Son muchos lo que empiezan con ganas, en la vuelta 50 quedarán menos de la mitad. Fotos: lalagunaahora.

Durante siglos, la Compostela ha sido el reconocimiento solemne para quienes culminan una peregrinación cargada de esfuerzo, fe y constancia. Hoy, sin embargo, los tiempos cambian, las rutas se reinventan y las gestas modernas reclaman nuevos símbolos. En este contexto nace una propuesta tan audaz como irónica: dar cien vueltas completas a la pasarela del Padre Anchieta como mérito suficiente para ser reconocido con una Compostela contemporánea.

La Compostela ha sido el reconocimiento solemne para quienes culminan una peregrinación cargada de esfuerzo. Ya tiene sello el camino lagunero. Fotos: lalagunaahora.

Quien no haya atravesado la zona del Padre Anchieta en hora punta quizá no entienda la magnitud del desafío. No hablamos de un simple paseo urbano, sino de una experiencia que pone a prueba la paciencia, la orientación espacial y la capacidad de supervivencia entre rampas, semáforos, escaleras y corrientes humanas que fluyen en todas direcciones. Dar una vuelta ya implica determinación; cien vueltas elevan la hazaña a la categoría de peregrinación épica.

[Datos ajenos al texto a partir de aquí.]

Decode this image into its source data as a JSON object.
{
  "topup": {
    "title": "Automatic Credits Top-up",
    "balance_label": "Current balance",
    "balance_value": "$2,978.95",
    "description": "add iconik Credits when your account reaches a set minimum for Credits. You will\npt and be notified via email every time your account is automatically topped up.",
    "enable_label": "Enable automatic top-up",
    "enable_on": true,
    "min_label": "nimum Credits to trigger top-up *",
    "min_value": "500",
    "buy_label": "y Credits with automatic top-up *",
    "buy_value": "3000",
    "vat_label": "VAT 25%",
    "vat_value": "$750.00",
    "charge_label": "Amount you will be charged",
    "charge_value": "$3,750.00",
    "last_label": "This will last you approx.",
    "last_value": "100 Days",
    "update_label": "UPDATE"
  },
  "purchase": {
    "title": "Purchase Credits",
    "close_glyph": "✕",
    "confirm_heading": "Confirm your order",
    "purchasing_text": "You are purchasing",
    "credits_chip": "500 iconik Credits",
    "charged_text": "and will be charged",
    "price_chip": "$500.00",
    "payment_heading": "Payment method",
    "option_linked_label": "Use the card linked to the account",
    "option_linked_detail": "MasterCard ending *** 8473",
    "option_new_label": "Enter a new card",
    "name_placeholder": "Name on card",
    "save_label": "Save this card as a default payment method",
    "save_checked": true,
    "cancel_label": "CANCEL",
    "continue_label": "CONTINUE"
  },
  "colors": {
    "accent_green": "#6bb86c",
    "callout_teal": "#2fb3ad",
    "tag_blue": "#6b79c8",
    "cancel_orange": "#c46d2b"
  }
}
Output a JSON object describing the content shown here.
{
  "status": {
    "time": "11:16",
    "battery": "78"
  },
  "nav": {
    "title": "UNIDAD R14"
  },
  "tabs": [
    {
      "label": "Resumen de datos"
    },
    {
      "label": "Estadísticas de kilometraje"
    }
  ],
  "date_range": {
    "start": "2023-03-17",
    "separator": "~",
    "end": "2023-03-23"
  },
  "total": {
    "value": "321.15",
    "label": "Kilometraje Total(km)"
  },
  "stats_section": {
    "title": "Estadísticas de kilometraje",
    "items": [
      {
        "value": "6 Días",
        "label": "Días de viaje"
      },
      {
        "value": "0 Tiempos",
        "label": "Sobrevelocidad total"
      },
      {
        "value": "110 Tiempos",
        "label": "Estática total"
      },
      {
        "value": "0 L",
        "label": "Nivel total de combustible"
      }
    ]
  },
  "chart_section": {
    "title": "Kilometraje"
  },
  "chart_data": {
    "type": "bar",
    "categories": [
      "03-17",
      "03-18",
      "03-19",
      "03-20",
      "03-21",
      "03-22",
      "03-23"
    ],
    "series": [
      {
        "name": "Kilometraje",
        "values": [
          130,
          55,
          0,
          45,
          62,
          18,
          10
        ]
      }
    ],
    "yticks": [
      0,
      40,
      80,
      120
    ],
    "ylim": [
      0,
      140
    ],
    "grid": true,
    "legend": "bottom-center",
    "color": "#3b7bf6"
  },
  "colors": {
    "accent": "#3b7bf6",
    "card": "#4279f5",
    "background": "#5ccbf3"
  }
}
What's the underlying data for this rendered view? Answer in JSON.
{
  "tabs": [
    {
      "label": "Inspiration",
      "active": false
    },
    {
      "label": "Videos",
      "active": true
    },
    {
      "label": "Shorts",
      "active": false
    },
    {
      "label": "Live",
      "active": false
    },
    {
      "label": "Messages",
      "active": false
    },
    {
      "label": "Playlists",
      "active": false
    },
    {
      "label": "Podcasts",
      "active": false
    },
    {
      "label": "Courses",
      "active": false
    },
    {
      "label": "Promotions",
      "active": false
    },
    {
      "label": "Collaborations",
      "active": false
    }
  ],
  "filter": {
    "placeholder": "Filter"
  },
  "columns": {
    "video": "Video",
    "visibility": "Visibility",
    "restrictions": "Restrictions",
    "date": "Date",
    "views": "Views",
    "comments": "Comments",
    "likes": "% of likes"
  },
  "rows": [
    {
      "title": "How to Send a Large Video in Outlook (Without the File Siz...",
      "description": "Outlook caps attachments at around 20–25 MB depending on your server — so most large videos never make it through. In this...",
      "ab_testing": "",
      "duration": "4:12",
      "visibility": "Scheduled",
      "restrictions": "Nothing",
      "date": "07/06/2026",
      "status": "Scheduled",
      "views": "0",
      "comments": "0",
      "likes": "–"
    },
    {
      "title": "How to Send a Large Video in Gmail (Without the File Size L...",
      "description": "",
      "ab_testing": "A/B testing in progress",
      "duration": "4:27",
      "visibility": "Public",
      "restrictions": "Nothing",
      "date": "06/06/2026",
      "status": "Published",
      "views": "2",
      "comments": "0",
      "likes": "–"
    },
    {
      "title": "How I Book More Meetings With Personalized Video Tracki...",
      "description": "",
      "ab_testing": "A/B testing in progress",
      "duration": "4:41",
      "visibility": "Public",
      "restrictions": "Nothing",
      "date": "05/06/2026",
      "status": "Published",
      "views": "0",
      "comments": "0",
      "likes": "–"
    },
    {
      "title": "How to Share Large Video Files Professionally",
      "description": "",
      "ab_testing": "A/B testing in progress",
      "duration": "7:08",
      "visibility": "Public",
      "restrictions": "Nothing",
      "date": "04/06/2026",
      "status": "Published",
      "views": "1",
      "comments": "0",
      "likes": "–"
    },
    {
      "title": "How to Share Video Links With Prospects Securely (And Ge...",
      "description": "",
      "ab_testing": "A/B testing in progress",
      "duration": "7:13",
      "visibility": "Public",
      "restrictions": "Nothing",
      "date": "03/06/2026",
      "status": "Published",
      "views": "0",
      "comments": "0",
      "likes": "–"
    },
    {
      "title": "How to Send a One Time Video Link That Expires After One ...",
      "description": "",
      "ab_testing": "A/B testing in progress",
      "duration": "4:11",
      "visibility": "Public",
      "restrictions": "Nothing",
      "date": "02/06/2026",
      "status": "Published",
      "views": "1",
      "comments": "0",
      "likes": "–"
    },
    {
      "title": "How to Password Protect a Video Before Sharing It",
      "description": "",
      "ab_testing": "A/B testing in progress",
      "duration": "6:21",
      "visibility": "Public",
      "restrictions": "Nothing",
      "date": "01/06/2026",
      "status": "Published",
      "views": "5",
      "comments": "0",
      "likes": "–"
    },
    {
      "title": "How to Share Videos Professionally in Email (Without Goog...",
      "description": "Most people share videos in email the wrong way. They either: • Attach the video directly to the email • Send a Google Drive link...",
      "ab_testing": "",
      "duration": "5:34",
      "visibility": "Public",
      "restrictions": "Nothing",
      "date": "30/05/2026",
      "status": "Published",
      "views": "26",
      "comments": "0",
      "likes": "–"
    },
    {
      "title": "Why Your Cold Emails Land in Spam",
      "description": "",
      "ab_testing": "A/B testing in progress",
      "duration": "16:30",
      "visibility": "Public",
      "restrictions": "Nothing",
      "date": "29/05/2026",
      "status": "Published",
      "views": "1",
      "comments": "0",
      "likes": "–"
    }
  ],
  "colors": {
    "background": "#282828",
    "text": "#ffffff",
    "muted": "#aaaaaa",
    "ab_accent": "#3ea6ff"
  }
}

La primera vuelta es la del descubrimiento. El caminante se adentra con curiosidad y cierto optimismo, confiando en que el recorrido será breve y lógico. Pronto descubre que la pasarela no se limita a cruzar de un punto a otro, sino que invita —casi obliga— a rodeos inesperados. Aquí nace el primer aprendizaje del peregrino moderno: aceptar que el camino no siempre es recto.

Sellado en el camino lagunero al terminar las 100 vueltas. Fotos: lalagunaahora.

La segunda vuelta es la del sacrificio. El cansancio empieza a notarse, las prisas ajenas se contagian y el ruido del tráfico se convierte en una suerte de mantra urbano. Es en este punto cuando muchos abandonan. Pero quien persevera entiende que toda peregrinación auténtica exige renuncia, sudor y una pizca de resignación filosófica, que hay que renovar otras noventa y ocho vueltas más.

La vuelta número cien, finalmente, es la de la revelación. El caminante ya no lucha contra la pasarela: fluye con ella. Reconoce los accesos, anticipa los cruces y hasta desarrolla un respeto silencioso por quienes comparten el trayecto. Al completar el último giro, no hay aplausos, pero sí una certeza interior: he llegado, lo que confirma el sellado en la caseta.

La credencial ganadas supone el reconocimiento simbólico a quien ha completado un camino con constancia y humildad. Tal vez no haga falta llegar a Santiago para entenderlo. Quizá, en pleno corazón del Padre Anchieta, entre pasos apresurados y miradas perdidas, se esté forjando la Compostela del siglo XXI en La Laguna.

Porque si has dado cien vueltas a la pasarela y sigues en pie, algo es seguro: peregrino, ya eres.